Airplane
An Air China plane flies to Beijing Capital International Airport in Beijing, March 28, 2016. REUTERS/Kim Kyung-Hoon

Malaysia Airlines, which lost the MH370 jet with 239 people on board in 2014, has become the first airline to sign an agreement to track its airplanes via satellite.

"Real-time global aircraft tracking has long been a goal of the aviation community. We are proud to be the first airline to adopt this solution," Malaysia Airlines Chief Operating Officer Izham Ismail said in a statement to Bloomberg on Tuesday.

Read: Will MH370 Ever Be Found?

A deal signed Tuesday between Malaysia Airlines Bhd, Aireon LLC, SITAONAIR and FlightAware LLC will enable the airline to track the flight paths of its airplanes globally, including over polar regions and oceans. The satellite network, designed by Aireon and Iridium Communications, will be completed in 2018.

Currently, international flights use a system called ADS-B for tracking. Airplanes are tracked via signals transmitted by the system on both ground and air. The U.S. Federal Aviation Administration also uses the same system.

The MH370 crash, which could have prompted Malaysia Airlines to take this step, still remains one of the most mysterious airplane crashes of our time. The plane was flying from Kuala Lumpur to Beijing on March 8, 2014, when it turned around, flew back across Malaysia and then reportedly crashed in a remote part of the southern Indian Ocean. The debris washed ashore at the Reunion Island in western Indian Ocean in 2015, but the main wreckage of the plane was never found.

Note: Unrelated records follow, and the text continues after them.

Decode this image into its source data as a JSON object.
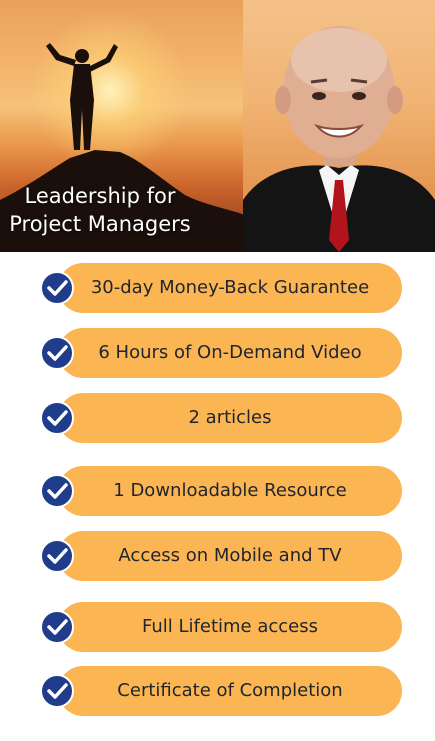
{
  "hero": {
    "title_line1": "Leadership for",
    "title_line2": "Project Managers"
  },
  "features": [
    {
      "label": "30-day Money-Back Guarantee",
      "icon": "check-circle-icon"
    },
    {
      "label": "6 Hours of On-Demand Video",
      "icon": "check-circle-icon"
    },
    {
      "label": "2 articles",
      "icon": "check-circle-icon"
    },
    {
      "label": "1 Downloadable Resource",
      "icon": "check-circle-icon"
    },
    {
      "label": "Access on Mobile and TV",
      "icon": "check-circle-icon"
    },
    {
      "label": "Full Lifetime access",
      "icon": "check-circle-icon"
    },
    {
      "label": "Certificate of Completion",
      "icon": "check-circle-icon"
    }
  ],
  "colors": {
    "pill": "#fbb653",
    "check": "#1f3d8a",
    "text": "#20252e"
  }
}
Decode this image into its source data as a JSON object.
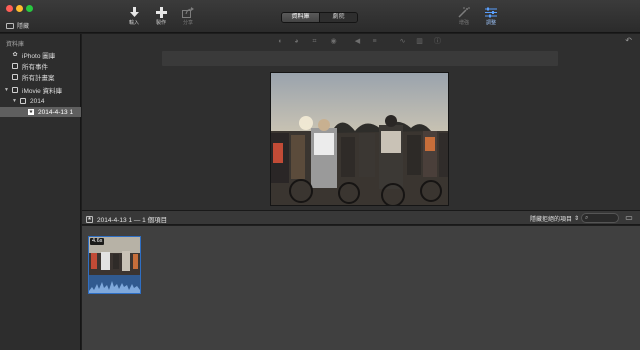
{
  "toolbar": {
    "hide_label": "隱藏",
    "buttons": [
      {
        "key": "import",
        "label": "輸入",
        "icon": "download-arrow-icon"
      },
      {
        "key": "create",
        "label": "製作",
        "icon": "plus-icon"
      },
      {
        "key": "share",
        "label": "分享",
        "icon": "share-icon"
      },
      {
        "key": "enhance",
        "label": "增強",
        "icon": "magic-wand-icon"
      },
      {
        "key": "adjust",
        "label": "調整",
        "icon": "adjust-sliders-icon"
      }
    ],
    "segments": [
      "資料庫",
      "劇院"
    ],
    "segment_selected": "資料庫"
  },
  "sidebar": {
    "header": "資料庫",
    "items": [
      {
        "label": "iPhoto 圖庫",
        "icon": "iphoto-icon",
        "level": 0
      },
      {
        "label": "所有事件",
        "icon": "events-icon",
        "level": 0
      },
      {
        "label": "所有計畫案",
        "icon": "projects-icon",
        "level": 0
      },
      {
        "label": "iMovie 資料庫",
        "icon": "library-icon",
        "level": 0
      },
      {
        "label": "2014",
        "icon": "folder-icon",
        "level": 1
      },
      {
        "label": "2014-4-13 1",
        "icon": "star-icon",
        "level": 2,
        "selected": true
      }
    ]
  },
  "browser": {
    "title": "2014-4-13 1 — 1 個項目",
    "filter_label": "隱藏拒絕的項目",
    "clip_duration": "4.6s"
  },
  "colors": {
    "accent": "#2f6fc4",
    "window_bg": "#1e1e1e",
    "sidebar_bg": "#2d2d2d",
    "viewer_bg": "#2f2f2f",
    "browser_bg": "#404040"
  }
}
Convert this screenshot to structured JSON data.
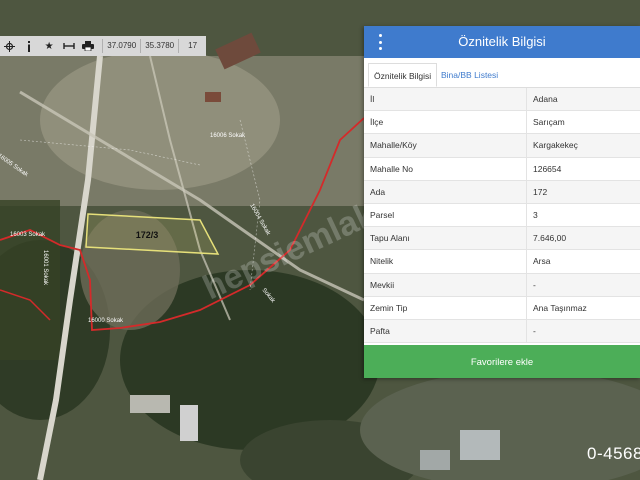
{
  "toolbar": {
    "icons": [
      "crosshair-icon",
      "info-icon",
      "star-icon",
      "measure-icon",
      "print-icon"
    ],
    "lon": "37.0790",
    "lat": "35.3780",
    "zoom": "17"
  },
  "map": {
    "parcel_label": "172/3",
    "street_labels": [
      "16003 Sokak",
      "16005 Sokak",
      "16006 Sokak",
      "16001 Sokak",
      "16004 Sokak",
      "16000 Sokak",
      "Sokak"
    ],
    "watermark": "hepsiemlak",
    "phone": "0-4568",
    "colors": {
      "boundary": "#d42a2a",
      "parcel": "#e6e07a"
    }
  },
  "panel": {
    "title": "Öznitelik Bilgisi",
    "tabs": [
      {
        "label": "Öznitelik Bilgisi",
        "active": true
      },
      {
        "label": "Bina/BB Listesi",
        "active": false
      }
    ],
    "rows": [
      {
        "key": "İl",
        "value": "Adana"
      },
      {
        "key": "İlçe",
        "value": "Sarıçam"
      },
      {
        "key": "Mahalle/Köy",
        "value": "Kargakekeç"
      },
      {
        "key": "Mahalle No",
        "value": "126654"
      },
      {
        "key": "Ada",
        "value": "172"
      },
      {
        "key": "Parsel",
        "value": "3"
      },
      {
        "key": "Tapu Alanı",
        "value": "7.646,00"
      },
      {
        "key": "Nitelik",
        "value": "Arsa"
      },
      {
        "key": "Mevkii",
        "value": "-"
      },
      {
        "key": "Zemin Tip",
        "value": "Ana Taşınmaz"
      },
      {
        "key": "Pafta",
        "value": "-"
      }
    ],
    "favorite_button": "Favorilere ekle",
    "colors": {
      "header": "#3f7bcd",
      "button": "#4cae58"
    }
  }
}
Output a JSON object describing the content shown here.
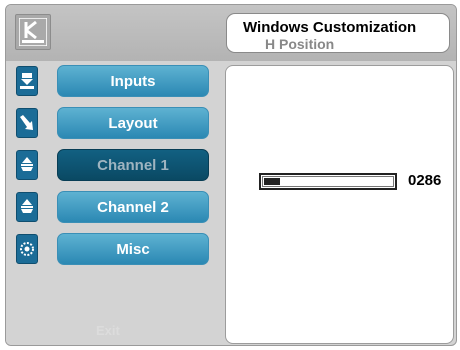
{
  "header": {
    "title": "Windows Customization",
    "subtitle": "H Position",
    "logo_icon": "kramer-logo-icon"
  },
  "menu": {
    "items": [
      {
        "label": "Inputs",
        "icon": "input-icon",
        "active": false
      },
      {
        "label": "Layout",
        "icon": "layout-arrow-icon",
        "active": false
      },
      {
        "label": "Channel 1",
        "icon": "channel-bell-icon",
        "active": true
      },
      {
        "label": "Channel 2",
        "icon": "channel-bell-icon",
        "active": false
      },
      {
        "label": "Misc",
        "icon": "misc-gear-icon",
        "active": false
      }
    ],
    "faded_label": "Exit"
  },
  "control": {
    "value_text": "0286",
    "fill_fraction": 0.12
  },
  "colors": {
    "button": "#3a95bf",
    "button_active": "#0e5677",
    "icon_bg": "#1b6c97"
  }
}
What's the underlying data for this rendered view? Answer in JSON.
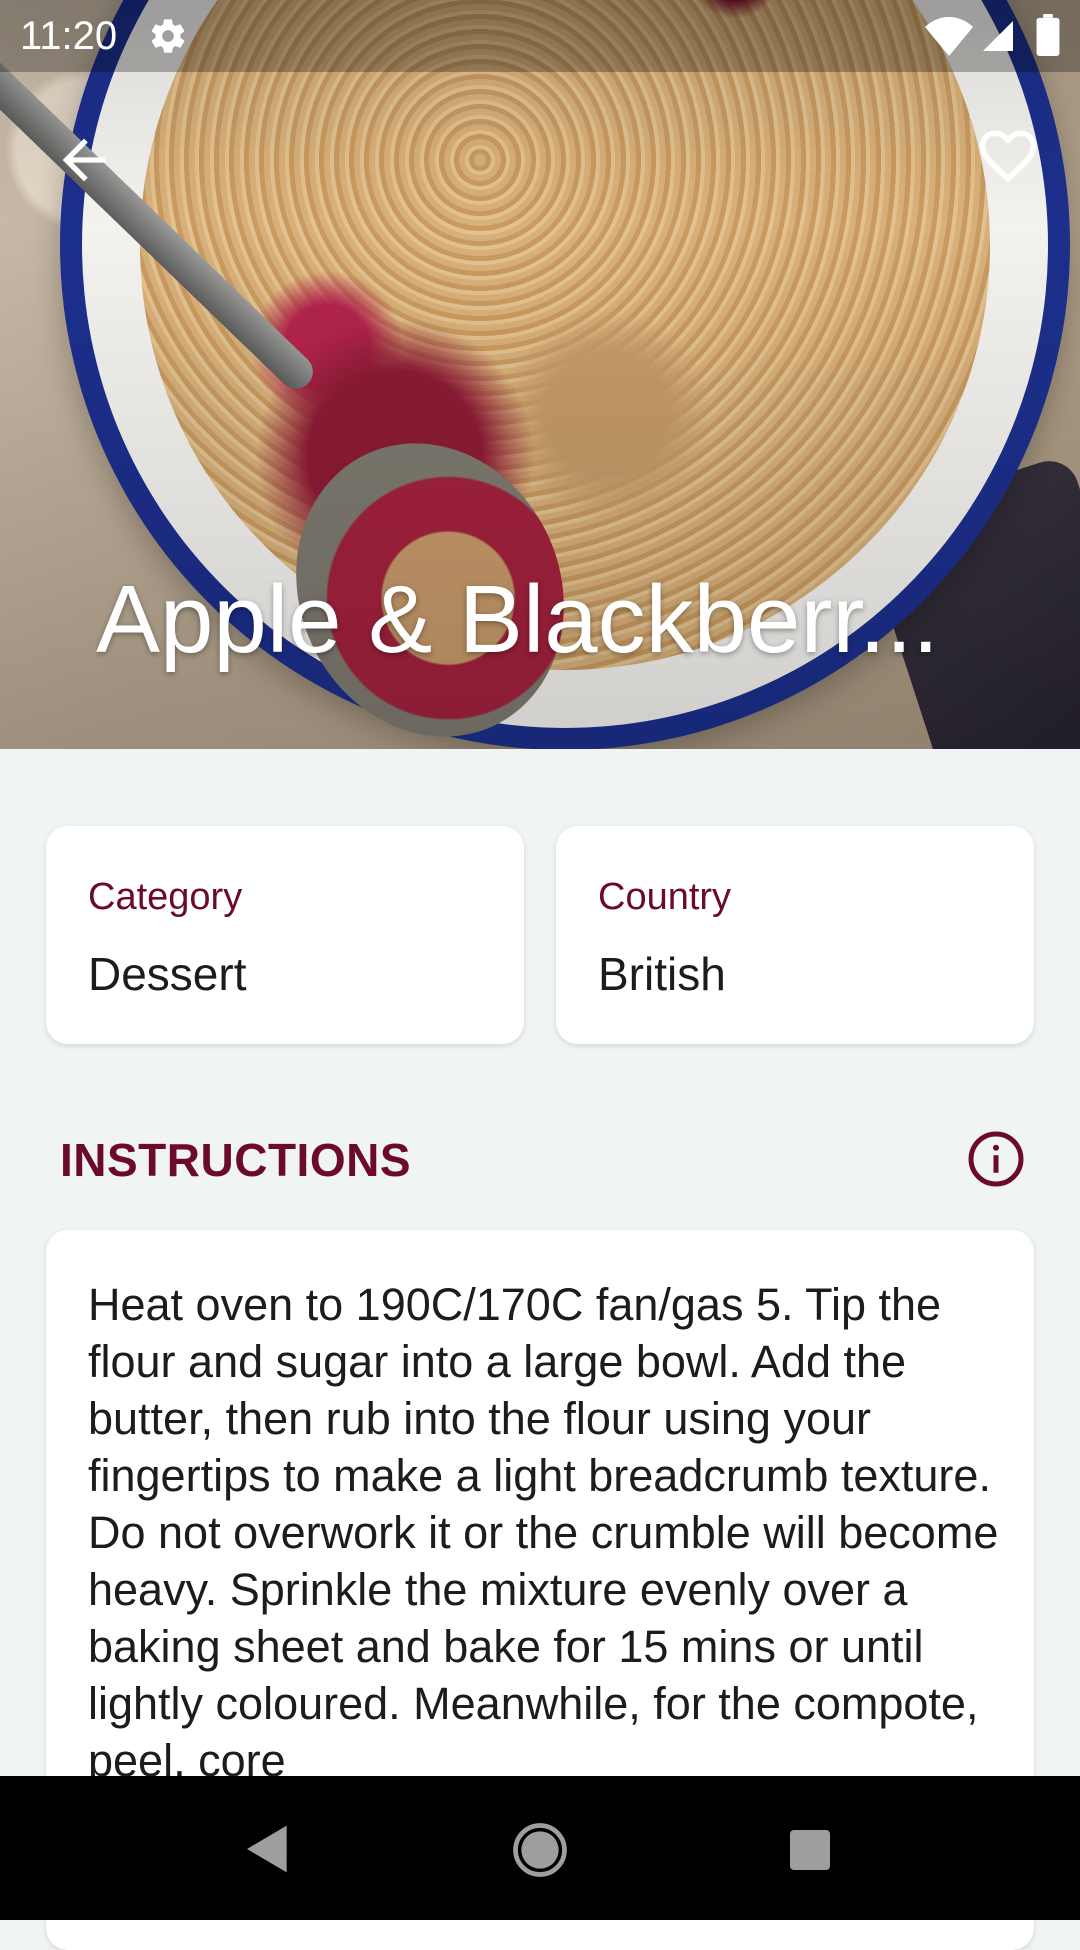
{
  "status_bar": {
    "time": "11:20",
    "icons": [
      "gear-icon",
      "wifi-icon",
      "signal-icon",
      "battery-icon"
    ]
  },
  "toolbar": {
    "back_icon": "arrow-left-icon",
    "favorite_icon": "heart-outline-icon"
  },
  "recipe": {
    "title": "Apple & Blackberr..."
  },
  "details": {
    "category_label": "Category",
    "category_value": "Dessert",
    "country_label": "Country",
    "country_value": "British"
  },
  "instructions": {
    "heading": "INSTRUCTIONS",
    "info_icon": "info-icon",
    "text": "Heat oven to 190C/170C fan/gas 5. Tip the flour and sugar into a large bowl. Add the butter, then rub into the flour using your fingertips to make a light breadcrumb texture. Do not overwork it or the crumble will become heavy. Sprinkle the mixture evenly over a baking sheet and bake for 15 mins or until lightly coloured. Meanwhile, for the compote, peel, core"
  },
  "nav_bar": {
    "icons": [
      "nav-back-icon",
      "nav-home-icon",
      "nav-recents-icon"
    ]
  },
  "colors": {
    "accent": "#6b0a2a",
    "background": "#f1f4f5",
    "card": "#ffffff",
    "text": "#1c1c1c"
  }
}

Read: MH370 Debris Map: Everything Confirmed To Be On The Missing Plane

Whether the new system — had it been installed in MH370 — could have made a difference in tracking the plane, is not yet clear. But unlike the transmitter on the flight that was shut off, probably intentionally, the new system would keep tracking flights regardless of whether the transmitter is on.